Dass das Rahmenprogramm kulturell-touristischen Inhalts dem Gesamtprogramm untergeordnet war und der Anteil der mit der Reise verbundenen Attraktivität aus rein touristischer Perspektive so gering war, dass für Angehörige anderer Berufsgruppen der Anreiz zu einer Teilnahme an der Reise nicht gegeben war, kann schon angesichts des Reiseprogrammes nicht nachvollzogen werden. So beinhaltete das Rahmenprogramm beispielsweise die Besichtigung des Kaiserpalastes, die Besichtigung des Himmelstempels, Besichtigung des Yu Gartens mit der Altstadt, des Jade Buddha Tempels, des Shanghai Museums - Bootsfahrt auf dem Huangpu Fluss - Bummel am Bund und Nanking Road, Besichtigung der berühmten Tonkriegerarmee aus der Han-Zeit, Han-Gräber - Wandreliefs und Malereien und viele andere Kunstschätze, Besichtigung der Residenz der Nachkommen des Konfuzius und Konfuziusgräberwald mit dem Grab des Konfuzius und vieler seiner Nachkommen, Besichtigung des Stadtmuseums Beijing und Ausflug zur Grossen Mauer bei Mutianyu und zur Antiquitätenstraße Liulichang. Die Absolvierung eines Kulturprogrammes fällt bei der Mehrzahl der österreichischen Abgabepflichtigen in den privaten und nicht in den beruflichen Bereich. Es wäre daher dem österreichischen Steuerzahler nicht zumutbar, den Besuch eines in den privaten Bereich fallenden Kulturprogrammes mit Steuergeldern zu unterstützen.
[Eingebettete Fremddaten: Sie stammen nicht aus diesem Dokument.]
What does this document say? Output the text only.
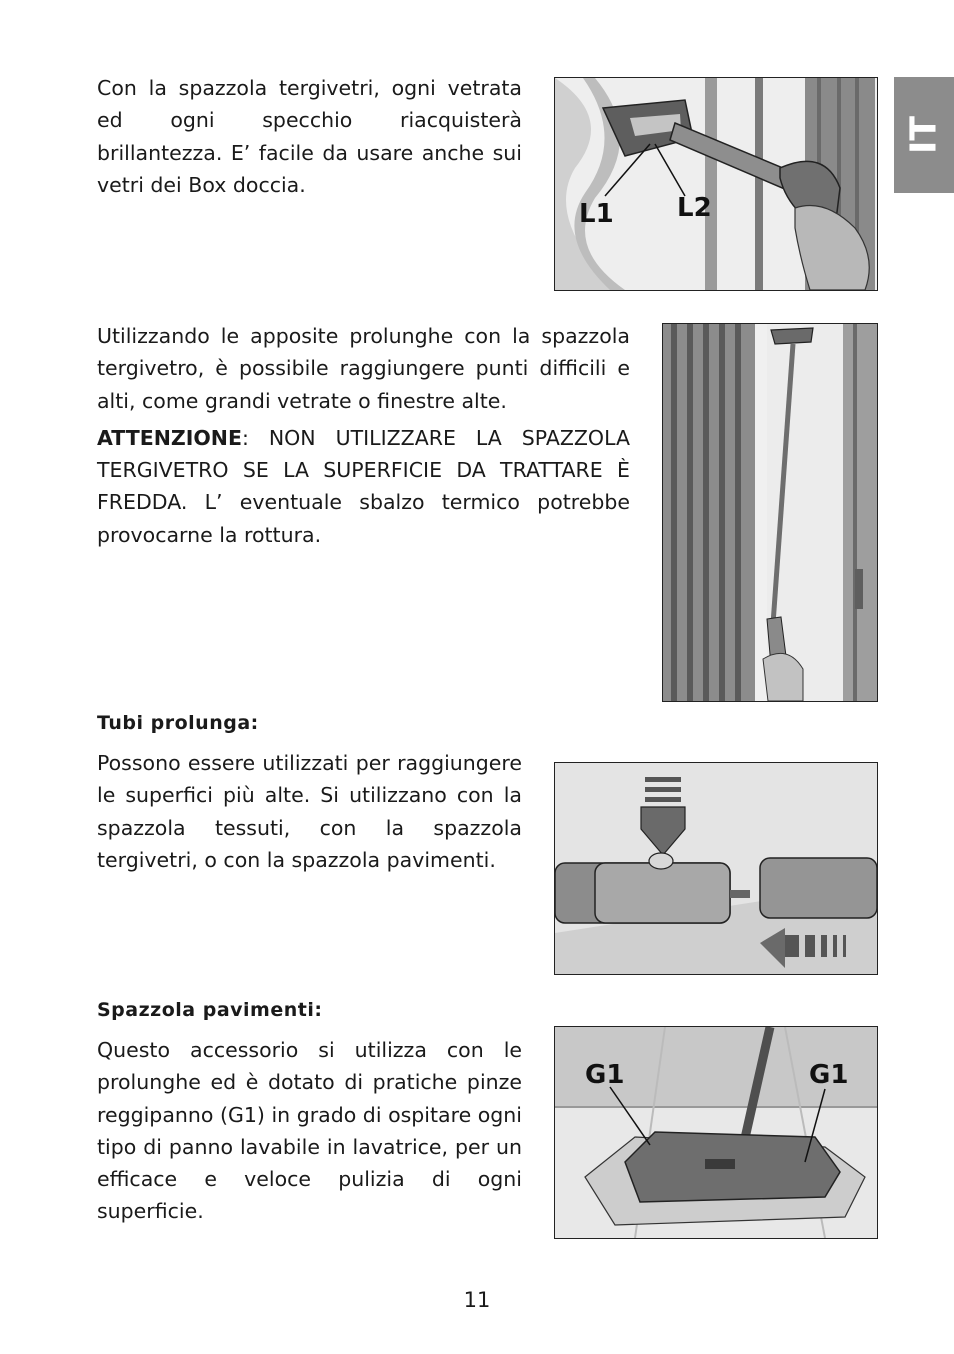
IT

Con la spazzola tergivetri, ogni vetrata ed ogni specchio riacquisterà brillantezza. E’ facile da usare anche sui vetri dei Box doccia.

L1 L2

Utilizzando le apposite prolunghe con la spazzola tergivetro, è possibile raggiungere punti difficili e alti, come grandi vetrate o finestre alte.

ATTENZIONE: NON UTILIZZARE LA SPAZZOLA TERGIVETRO SE LA SUPERFICIE DA TRATTARE È FREDDA. L’ eventuale sbalzo termico potrebbe provocarne la rottura.

Tubi prolunga:

Possono essere utilizzati per raggiungere le superfici più alte. Si utilizzano con la spazzola tessuti, con la spazzola tergivetri, o con la spazzola pavimenti.

Spazzola pavimenti:

Questo accessorio si utilizza con le prolunghe ed è dotato di pratiche pinze reggipanno (G1) in grado di ospitare ogni tipo di panno lavabile in lavatrice, per un efficace e veloce pulizia di ogni superficie.

G1	G1
11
In der vom Berufungswerber vorgelegten Bestätigung des ÖGCF vom 2.5.2007 wird unter anderem ausgeführt, dass die Reise von der ÖGCF organisiert worden sei. Die ÖGCF organisiert gemeinsam mit dem China-Reisebüro Donau-Sino besondere Reisen nach China. Somit wird klar, dass die Reise vom Landesschulrat für Steiermark lediglich veranstaltet wurde, bei der die Organisation aber bei der "Donau - Sino Reiseservice Ges.m.b.H." gelegen war.

Zusammenfassend ist fest zu halten, dass die hier streitgegenständliche Reise nicht die vom Verwaltungsgerichtshof in ständiger Rechtsprechung genannten Voraussetzungen erfüllt. Die dafür geltend gemachten Aufwendungen können daher nicht als Werbungskosten im Sinn des § 16 EStG 1988 anerkannt werden, sondern sind den gemäß § 20 EStG 1988 nicht abzugsfähigen Kosten der Lebensführung zuzuordnen.

Da der angefochtene Bescheid des Finanzamtes sohin der bestehenden Rechtslage entspricht, war die dagegen gerichtete Berufung, wie im Spruch geschehen, als unbegründet abzuweisen.